Paul Thomas Andersen’s The Master is a lush, unsettling fever dream of a film that features Joaquin Phoenix and Philip Seymour Hoffman going toe-to-toe as master and muse. Phoenix’s disturbed portrayal of World War II veteran Freddie Quell is sure to net him an Oscar nomination, but whether or not the film itself wins, Paul Thomas Anderson has solidified his position as one of the great (dare I say?) masters of contemporary cinema.

Argo


Argo won over audiences and critics alike with its perfect blend of realism and Hollywood BS. Following his success with The Town, Argo heralds Ben Affleck’s arrival as a director who knows how to deliver the goods. A stand-out performance by Alan Arkin as Hollywood producer Lester Siegel, amazing art direction and a stunning last minute set piece seal the deal.

Skyfall


But really, who cares about the Oscars when there’s a new Bond film coming out? Celebrating its fiftieth anniversary, the Bond franchise is back with Skyfall. The fact that American Beauty director Sam Mendes was brought on to direct says a lot about the film. Mendes is a Brit and a former theatre director. Between him and the Adele-penned theme we can probably expect a stylish and elegant portrayal of the legend.

Django Unchained


Quentin Tarantino has long said that The Good, the Bad and the Ugly and Rio Bravo are two of his favorite films, now we finally get to see his take on the Western. We can only wonder what road Tarantino’s notorious sadistic streak will lead us down this time.

Lincoln


Did anyone else get chills when the Lincoln trailer came on after the first Presidential debate? Written by Angels in America scribe Tony Kushner, Steven Spielberg’s Lincoln covers the last few months of Lincoln’s life as he struggled to end slavery and the Civil War.
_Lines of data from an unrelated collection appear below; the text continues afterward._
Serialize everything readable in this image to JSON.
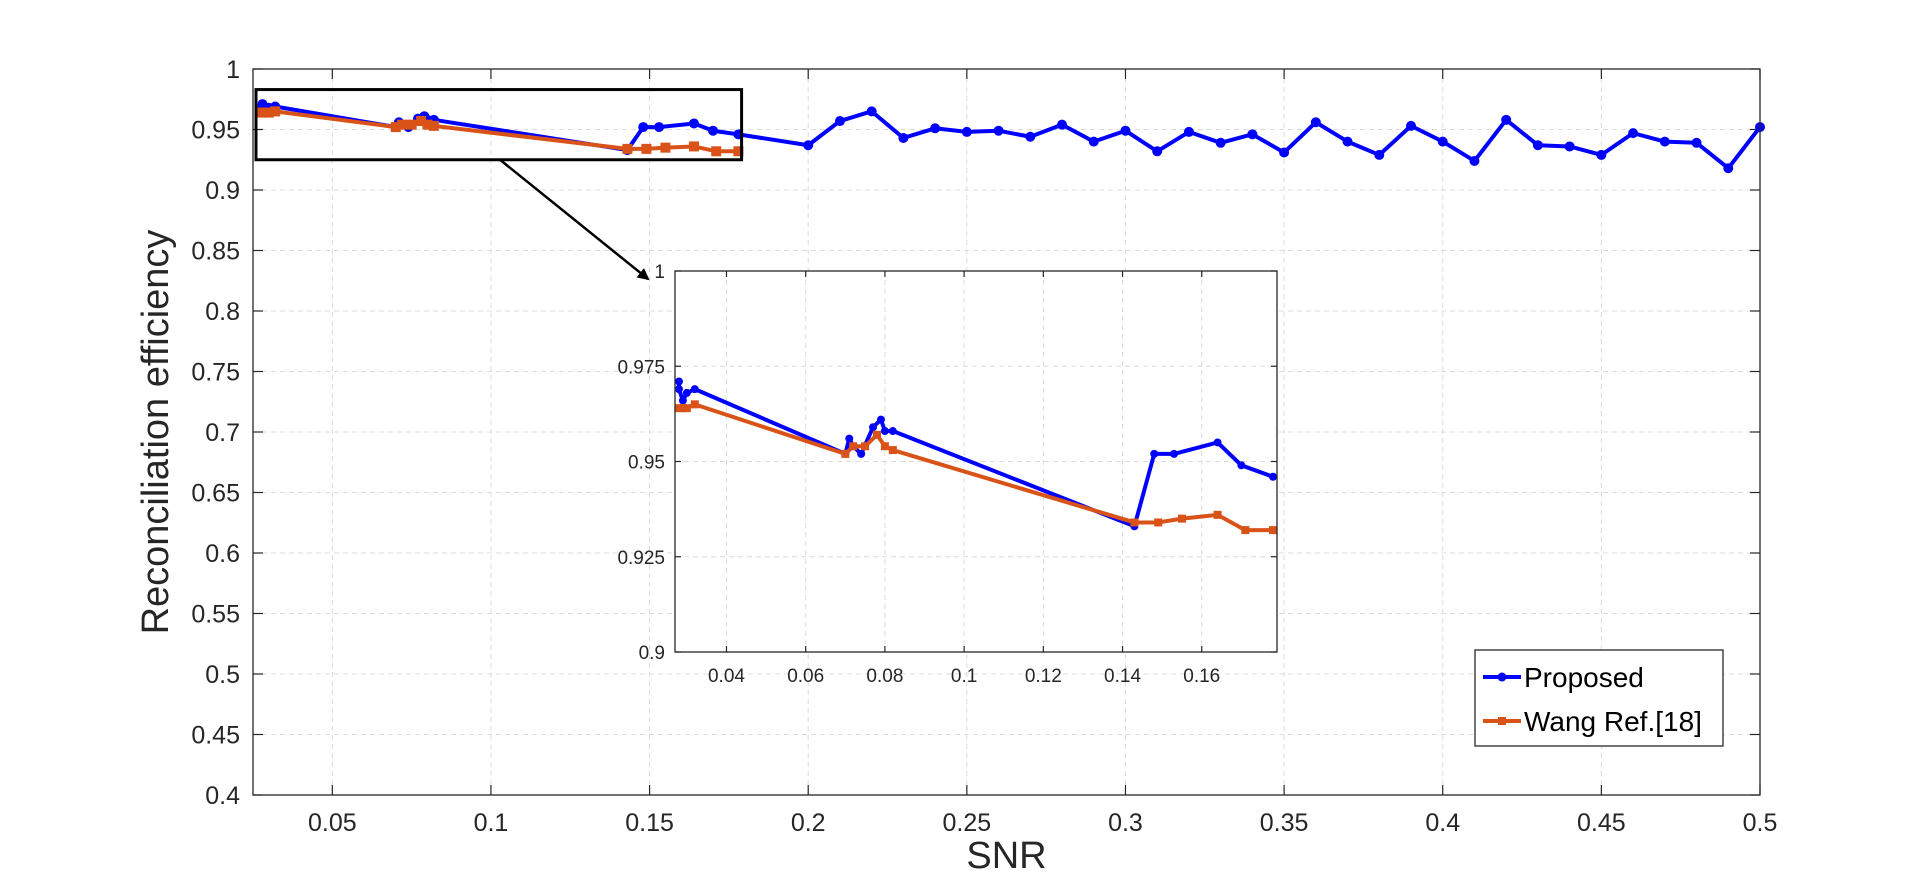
{
  "chart_data": [
    {
      "type": "line",
      "panel": "main",
      "title": "",
      "xlabel": "SNR",
      "ylabel": "Reconciliation efficiency",
      "xlim": [
        0.025,
        0.5
      ],
      "ylim": [
        0.4,
        1.0
      ],
      "xticks": [
        0.05,
        0.1,
        0.15,
        0.2,
        0.25,
        0.3,
        0.35,
        0.4,
        0.45,
        0.5
      ],
      "xtick_labels": [
        "0.05",
        "0.1",
        "0.15",
        "0.2",
        "0.25",
        "0.3",
        "0.35",
        "0.4",
        "0.45",
        "0.5"
      ],
      "yticks": [
        0.4,
        0.45,
        0.5,
        0.55,
        0.6,
        0.65,
        0.7,
        0.75,
        0.8,
        0.85,
        0.9,
        0.95,
        1.0
      ],
      "ytick_labels": [
        "0.4",
        "0.45",
        "0.5",
        "0.55",
        "0.6",
        "0.65",
        "0.7",
        "0.75",
        "0.8",
        "0.85",
        "0.9",
        "0.95",
        "1"
      ],
      "grid": true,
      "legend_position": "bottom-right",
      "zoom_region": {
        "x": [
          0.025,
          0.179
        ],
        "y": [
          0.925,
          0.983
        ]
      },
      "series": [
        {
          "name": "Proposed",
          "color": "#0000ff",
          "marker": "circle",
          "points": [
            [
              0.028,
              0.971
            ],
            [
              0.028,
              0.969
            ],
            [
              0.029,
              0.966
            ],
            [
              0.03,
              0.968
            ],
            [
              0.032,
              0.969
            ],
            [
              0.07,
              0.952
            ],
            [
              0.071,
              0.956
            ],
            [
              0.072,
              0.954
            ],
            [
              0.074,
              0.952
            ],
            [
              0.077,
              0.959
            ],
            [
              0.079,
              0.961
            ],
            [
              0.08,
              0.958
            ],
            [
              0.082,
              0.958
            ],
            [
              0.143,
              0.933
            ],
            [
              0.148,
              0.952
            ],
            [
              0.153,
              0.952
            ],
            [
              0.164,
              0.955
            ],
            [
              0.17,
              0.949
            ],
            [
              0.178,
              0.946
            ],
            [
              0.2,
              0.937
            ],
            [
              0.21,
              0.957
            ],
            [
              0.22,
              0.965
            ],
            [
              0.23,
              0.943
            ],
            [
              0.24,
              0.951
            ],
            [
              0.25,
              0.948
            ],
            [
              0.26,
              0.949
            ],
            [
              0.27,
              0.944
            ],
            [
              0.28,
              0.954
            ],
            [
              0.29,
              0.94
            ],
            [
              0.3,
              0.949
            ],
            [
              0.31,
              0.932
            ],
            [
              0.32,
              0.948
            ],
            [
              0.33,
              0.939
            ],
            [
              0.34,
              0.946
            ],
            [
              0.35,
              0.931
            ],
            [
              0.36,
              0.956
            ],
            [
              0.37,
              0.94
            ],
            [
              0.38,
              0.929
            ],
            [
              0.39,
              0.953
            ],
            [
              0.4,
              0.94
            ],
            [
              0.41,
              0.924
            ],
            [
              0.42,
              0.958
            ],
            [
              0.43,
              0.937
            ],
            [
              0.44,
              0.936
            ],
            [
              0.45,
              0.929
            ],
            [
              0.46,
              0.947
            ],
            [
              0.47,
              0.94
            ],
            [
              0.48,
              0.939
            ],
            [
              0.49,
              0.918
            ],
            [
              0.5,
              0.952
            ]
          ]
        },
        {
          "name": "Wang Ref.[18]",
          "color": "#d95319",
          "marker": "square",
          "points": [
            [
              0.028,
              0.964
            ],
            [
              0.029,
              0.964
            ],
            [
              0.03,
              0.964
            ],
            [
              0.032,
              0.965
            ],
            [
              0.07,
              0.952
            ],
            [
              0.072,
              0.954
            ],
            [
              0.075,
              0.954
            ],
            [
              0.078,
              0.957
            ],
            [
              0.08,
              0.954
            ],
            [
              0.082,
              0.953
            ],
            [
              0.143,
              0.934
            ],
            [
              0.149,
              0.934
            ],
            [
              0.155,
              0.935
            ],
            [
              0.164,
              0.936
            ],
            [
              0.171,
              0.932
            ],
            [
              0.178,
              0.932
            ]
          ]
        }
      ]
    },
    {
      "type": "line",
      "panel": "inset",
      "title": "",
      "xlabel": "",
      "ylabel": "",
      "xlim": [
        0.027,
        0.179
      ],
      "ylim": [
        0.9,
        1.0
      ],
      "xticks": [
        0.04,
        0.06,
        0.08,
        0.1,
        0.12,
        0.14,
        0.16
      ],
      "xtick_labels": [
        "0.04",
        "0.06",
        "0.08",
        "0.1",
        "0.12",
        "0.14",
        "0.16"
      ],
      "yticks": [
        0.9,
        0.925,
        0.95,
        0.975,
        1.0
      ],
      "ytick_labels": [
        "0.9",
        "0.925",
        "0.95",
        "0.975",
        "1"
      ],
      "grid": true,
      "series": [
        {
          "name": "Proposed",
          "color": "#0000ff",
          "marker": "circle",
          "points": [
            [
              0.028,
              0.971
            ],
            [
              0.028,
              0.969
            ],
            [
              0.029,
              0.966
            ],
            [
              0.03,
              0.968
            ],
            [
              0.032,
              0.969
            ],
            [
              0.07,
              0.952
            ],
            [
              0.071,
              0.956
            ],
            [
              0.072,
              0.954
            ],
            [
              0.074,
              0.952
            ],
            [
              0.077,
              0.959
            ],
            [
              0.079,
              0.961
            ],
            [
              0.08,
              0.958
            ],
            [
              0.082,
              0.958
            ],
            [
              0.143,
              0.933
            ],
            [
              0.148,
              0.952
            ],
            [
              0.153,
              0.952
            ],
            [
              0.164,
              0.955
            ],
            [
              0.17,
              0.949
            ],
            [
              0.178,
              0.946
            ]
          ]
        },
        {
          "name": "Wang Ref.[18]",
          "color": "#d95319",
          "marker": "square",
          "points": [
            [
              0.028,
              0.964
            ],
            [
              0.029,
              0.964
            ],
            [
              0.03,
              0.964
            ],
            [
              0.032,
              0.965
            ],
            [
              0.07,
              0.952
            ],
            [
              0.072,
              0.954
            ],
            [
              0.075,
              0.954
            ],
            [
              0.078,
              0.957
            ],
            [
              0.08,
              0.954
            ],
            [
              0.082,
              0.953
            ],
            [
              0.143,
              0.934
            ],
            [
              0.149,
              0.934
            ],
            [
              0.155,
              0.935
            ],
            [
              0.164,
              0.936
            ],
            [
              0.171,
              0.932
            ],
            [
              0.178,
              0.932
            ]
          ]
        }
      ]
    }
  ]
}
Expansive wide shots and lines like “Shall we stop this bleeding?” coming from Daniel Day “I drink your milkshake” Lewis will make this an unforgettable film.

Zero Dark Thirty


Kathry Bigelow’s controversial Zero Dark Thirty nearly turned into scandal for the White House when it was reported that the administration had leaked classified information concerning the top secret Bin Laden raid in Pakistan for political gain in the 2012 Presidential election. Bigelow’s previous effort The Hurt Locker contained one of the most suspenseful first-thirds of any movie in recent history featuring Jeremy Renner as a member of an Explosive Ordinance Disposal unit in Iraq defusing bombs and traversing the lethal landscape. The last scene of the Zero Dark Thirty trailer where Seal Team Six is closing in on Bin Laden’s compound in Abbottabad through a night vision goggle POV is reason enough to see this.